There have been some interesting comments on Twitter recently about selling price of handmade items. Fiora Aeterna shared an exchange from her friend a Cosplay prop and costume maker.
There were a couple of notable points about the exchange. Firstly the purchaser was very angry and that manifested in rudeness. The second was that the buyer and seller had very different ideas about the price. The buyer was using the price of mass produced items as a comparison. The seller estimating based on her costs.
A few days later I spotted a very similar exchange with a hobby crocheter where someone wanted a large blanket but wanted to pay shop prices. The crocheter pointed out that the a large blanket used a lot of wool and time to make.
For the cosplayer prop maker, there were two main costs. Firstly the materials which were high quality and secondly time, the maker estimated 50-100 hours for creation.
There are other costs such as design, ordering materials and shipping. These can both take time and expense.
So how do the shops/factories save on cost compared to the sole maker? The key way is on volume. By making lots of things they have lower costs per item. For example they can use automation which might have a high setup cost but the cost per item is much lower.
When I was working as an apprentice at Dowty I spent a few months in their purchasing department. One of the things they outsourced was washers made from specialist materials. For some of the items made they just needed one washer per part so they might only use 10 washers per year. Those parts got sent out to a guy in a shed who would make them by hand for a few pounds each. This was still cheaper than the CNC shops who had a minimum of £100 setup cost but could then produce washers for a few pennies each.

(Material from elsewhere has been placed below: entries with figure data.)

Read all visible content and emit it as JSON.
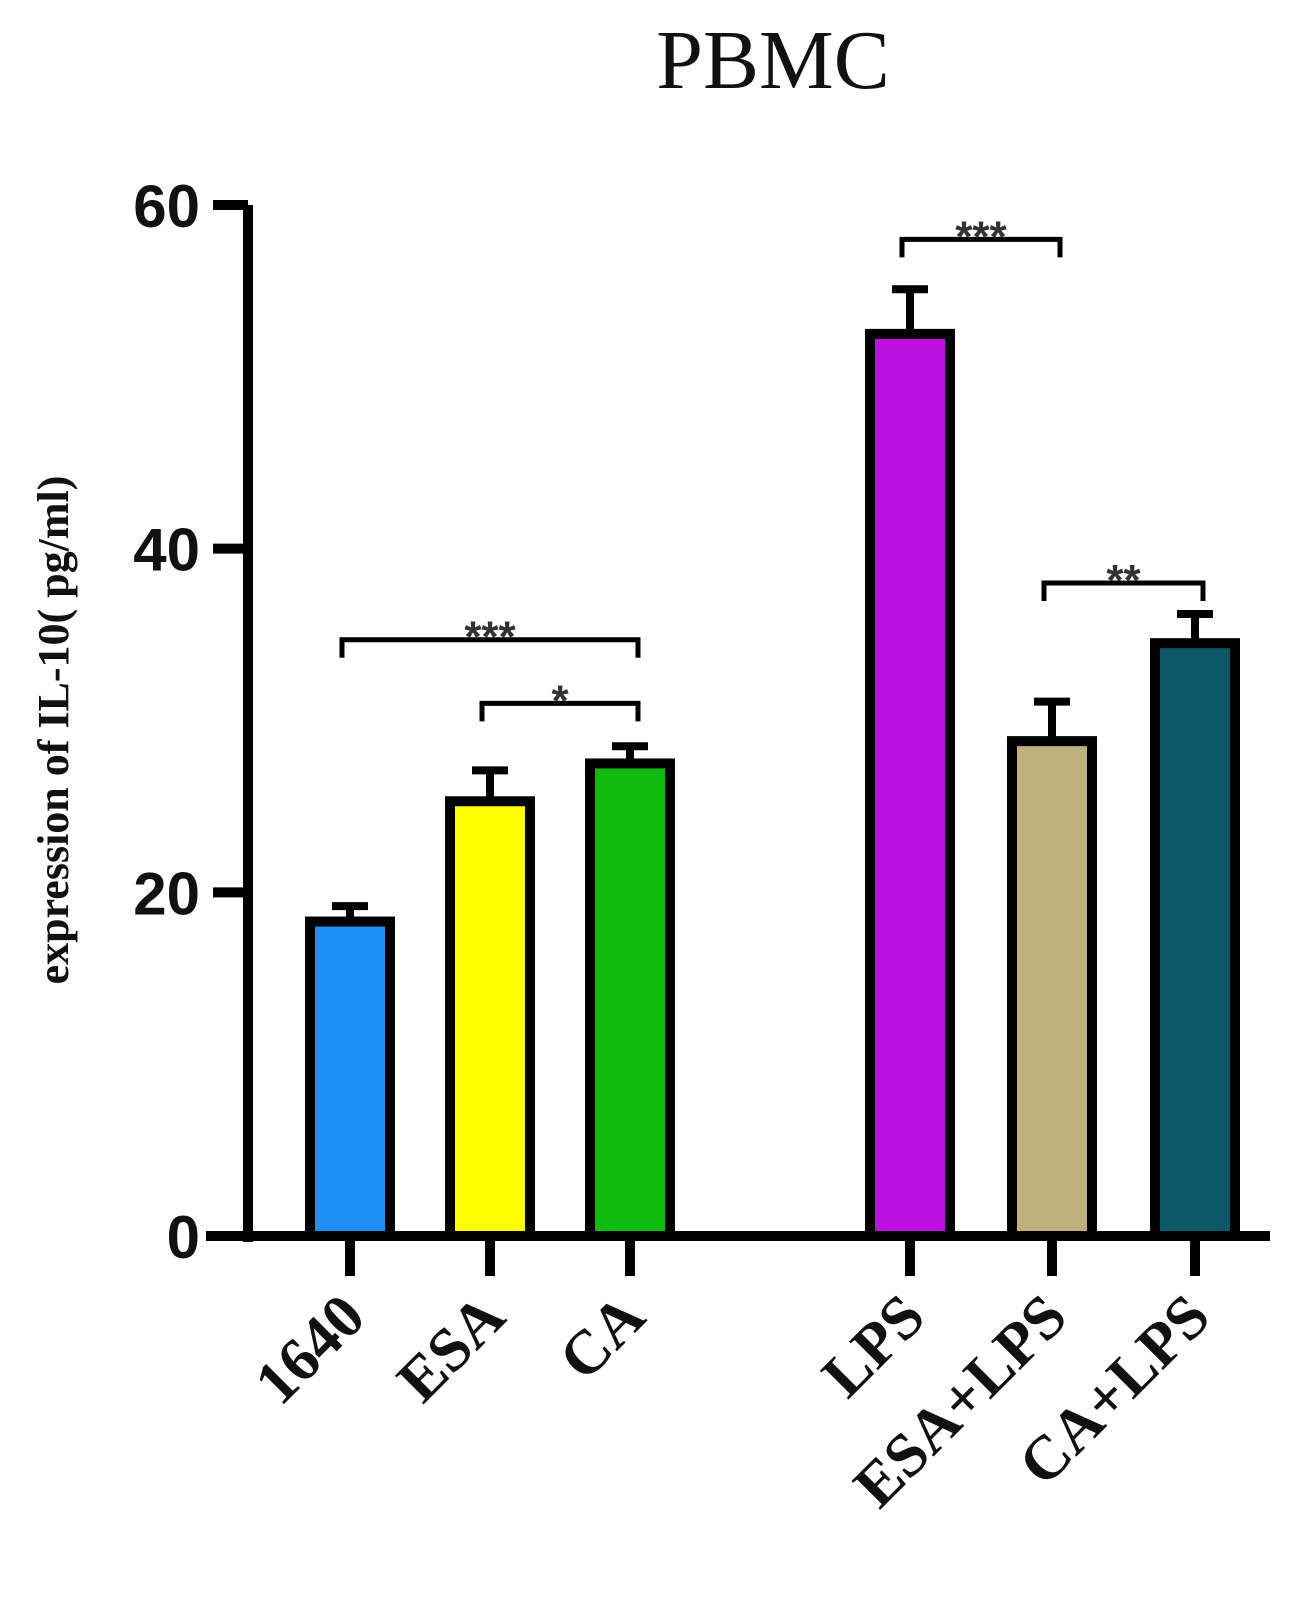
{
  "chart_data": {
    "type": "bar",
    "title": "PBMC",
    "xlabel": "",
    "ylabel": "expression of IL-10( pg/ml)",
    "ylim": [
      0,
      60
    ],
    "yticks": [
      0,
      20,
      40,
      60
    ],
    "grid": false,
    "categories": [
      "1640",
      "ESA",
      "CA",
      "LPS",
      "ESA+LPS",
      "CA+LPS"
    ],
    "values": [
      18.3,
      25.3,
      27.5,
      52.5,
      28.8,
      34.5
    ],
    "errors": [
      0.9,
      1.8,
      1.0,
      2.6,
      2.3,
      1.7
    ],
    "colors": [
      "#1E90F5",
      "#FFFF00",
      "#10BB10",
      "#BB10E0",
      "#BFB07D",
      "#0D5868"
    ],
    "significance": [
      {
        "from": 0,
        "to": 2,
        "label": "***",
        "y": 34.7
      },
      {
        "from": 1,
        "to": 2,
        "label": "*",
        "y": 31.0
      },
      {
        "from": 3,
        "to": 4,
        "label": "***",
        "y": 58.0
      },
      {
        "from": 4,
        "to": 5,
        "label": "**",
        "y": 38.0
      }
    ]
  }
}
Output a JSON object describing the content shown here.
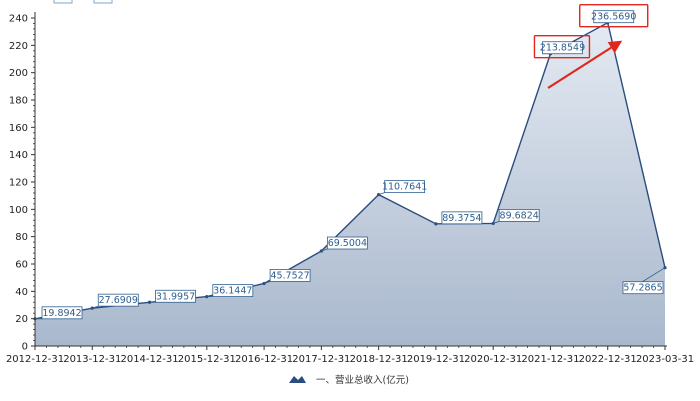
{
  "chart_data": {
    "type": "area",
    "categories": [
      "2012-12-31",
      "2013-12-31",
      "2014-12-31",
      "2015-12-31",
      "2016-12-31",
      "2017-12-31",
      "2018-12-31",
      "2019-12-31",
      "2020-12-31",
      "2021-12-31",
      "2022-12-31",
      "2023-03-31"
    ],
    "series": [
      {
        "name": "一、营业总收入(亿元)",
        "values": [
          19.8942,
          27.6909,
          31.9957,
          36.1447,
          45.7527,
          69.5004,
          110.7641,
          89.3754,
          89.6824,
          213.8549,
          236.569,
          57.2865
        ]
      }
    ],
    "data_labels": [
      "19.8942",
      "27.6909",
      "31.9957",
      "36.1447",
      "45.7527",
      "69.5004",
      "110.7641",
      "89.3754",
      "89.6824",
      "213.8549",
      "236.5690",
      "57.2865"
    ],
    "yticks": [
      0,
      20,
      40,
      60,
      80,
      100,
      120,
      140,
      160,
      180,
      200,
      220,
      240
    ],
    "ylim": [
      0,
      240
    ],
    "grid": false,
    "legend_position": "bottom-center",
    "highlighted_labels": [
      "213.8549",
      "236.5690"
    ],
    "colors": {
      "line": "#2a4d7f",
      "area_top": "#dfe6ef",
      "area_bottom": "#aab9cf",
      "label_text": "#2f5f8f",
      "label_border": "#2f5f8f",
      "highlight_box": "#e0261d",
      "arrow": "#e0261d",
      "axis": "#333333"
    }
  }
}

Related to volume is specialist equipment. For a supplier making millions of an item an injection moulding can be made. Although there is a very high initial cost the cost per item is tiny.
As a maker starting up neither of these strategies are particularly helpful. But as you get more established it’s possible to order more parts than you need and spread that cost over several projects. Also saving up for machines that will save you time on repetitive jobs is something that can be considered.
Embedded electronics expert Elicia White mentioned on her Embedded FM podcast that for mass produced toys they might swap in a lower spec processor to save cost and then spend longer shrinking the code to fit. As a maker you could take the opposite strategy and get a batch of middle of the range modules or processors that could be used over a range of projects. That way you save time learning new boards and can bulk order. You could also save time by not having to optimise or shrink your code.
Also by sharing your making process, others can see the effort and skill put into the process. This can help them understand why your items are not the same as a factory item.
The price of an item is the amount of money that the buyer and seller agree to exchange for an item or service. As a maker setting prices is a difficult challenge. Too high and there will be no sales, too low and you won’t cover your costs. There are whole books and courses on setting price. But as the price is what a buyer is willing to pay it’s hard to have a direct influence over it so people feel forced to price too low. The difference between price and cost expressed as a percentage is known as the margin, for mass market items these margins are very small, say 5%. But because the companies are big it is fine if one product does really well and makes a big profit and another makes a loss. For a sole trader or small maker business these margins need to be larger to protect you from the variations and quiet times. So margins of 40-50% are more helpful.
The exchange that Fiora highlighted had an interesting point from the buyer. They perceived that the price should depend on how famous the seller was. This annoyed the seller no end as they were basing their price on quality, effort and cost. The buyer then further annoyed the seller by suggesting that because they would be showing off the costume this was effectively free marketting and should warent a further discount.
So why are the buyer and seller so far apart in their thinking?
This is because the buyer is basing their price on value not cost.
Oscar Wilde famously wrote, “a cynic is a man who knows the price of everything and the value of nothing”.
The quote was a reference to the need to look beyond the financial to ethical, moral, philosophical or cultural values. But it’s not really those values were are thinking of here.
By value we need to think of what the product is doing for the buyer. Is the person buying a “costume” or are they buying the opportunity to be a star at a party or cosplay convention? Is the person buying a new tool or buying the ability to get their work done faster or more accurately.
So when pricing a make we need to look at what we can do to increase the value for the buyer. Can it be personalised? Can they have some input to the design even if that is just picking from a selection of options? If we can get the value higher than the price then the buyer will be very happy. If the price is greater than the value the customer will be disappointed.
So the key is that
Cost < Price < Value
What are your thoughts on how a small maker can ensure their customers perceive the value of their creations?